Sexual assault awareness project displays shirts, messages by The Arch


Linnea Narducci/The Daily Northwestern

T-shirts with messages from sexual assault and domestic violence survivors, as well as supporters, are displayed by The Arch. The Clothesline Project, organized by Sigma Psi Zeta sorority, is an annual event, but this is the first time the shirts have been displayed outside.

Claire Hansen, Reporter

Dozens of T-shirts decorated with personal messages from sexual assault and domestic violence survivors, and those standing in solidarity, hung on clotheslines by The Arch and in the Norris University Center Galleria on Monday.

The Clothesline Project is an annual event hosted by Sigma Psi Zeta Sorority, Inc. The sorority collaborated with the Center for Awareness, Response and Education and Students Promoting Education, Awareness and Knowledge for Change, a student organization sponsored through CARE. The event will run through Tuesday.

This year marks the first time the shirts are being displayed outdoors instead of only in Norris, which is where they have hung in previous years, said Tiffany Zheng, president of Sigma Psi Zeta.

Zheng said when her organization decided to move the display to The Arch, it invited CARE and SPEAK for Change to participate and help navigate the challenges that displaying the messages in a public place presented.

“We were concerned about displaying these T-shirts with potentially triggering phrases in a public place,” Zheng said. “When we partnered with CARE, we were able to bring up these issues with them, and have some people there with resources.”

SPEAK for Change had a table near the event to provide information and resources to passersby who are interested. Chicago-based nonprofit Rape Victim Advocates also had a table near the shirts to provide survivor support and resources to those who need it.

Additionally, Sigma Psi Zeta shortened the event to two days, Zheng said. In prior years, the shirts have been on display for a week.

Colleges nationwide hold similar events, but the NU project is not affiliated with a national organization, Medill junior Emagin Tanaschuk, chair of SPEAK for Change, said.

Tanaschuk said she thinks the clothesline display is a powerful way to give survivors and supporters a platform to share.

“There’s always banners hung up around (The Arch), and I feel like people start to tune that out, but today it’s a different look and I can see a lot of people turning their heads and reading it,” Tanaschuk said. “It’s all about survivors being able to tell their story and people reading the shirts as well, maybe something resonates with them.”

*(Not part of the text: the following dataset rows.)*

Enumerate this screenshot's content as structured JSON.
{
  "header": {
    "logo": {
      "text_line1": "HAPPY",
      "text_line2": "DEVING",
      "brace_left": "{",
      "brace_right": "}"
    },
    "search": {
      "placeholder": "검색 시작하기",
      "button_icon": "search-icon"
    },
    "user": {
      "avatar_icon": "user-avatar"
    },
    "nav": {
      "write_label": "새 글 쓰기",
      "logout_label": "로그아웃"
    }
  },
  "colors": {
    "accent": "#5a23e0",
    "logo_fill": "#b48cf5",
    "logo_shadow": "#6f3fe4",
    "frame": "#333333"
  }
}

The purple shirts and most of the white shirts were made by NU community members in an event at the CARE office last week, Tanaschuk said. The rest of the shirts displayed were created at RVA events, said RVA volunteer Nick Rudauskas.

Carrie Wachter, coordinator of sexual violence response services and advocacy at CARE, said the shirts are a more “in your face” way to raise awareness about sexual assault and domestic violence.

“It’s really just about displaying survivor stories of relationship violence or sexual violence and messages of solidarity; I think it’s really important to see that,” Wachter said.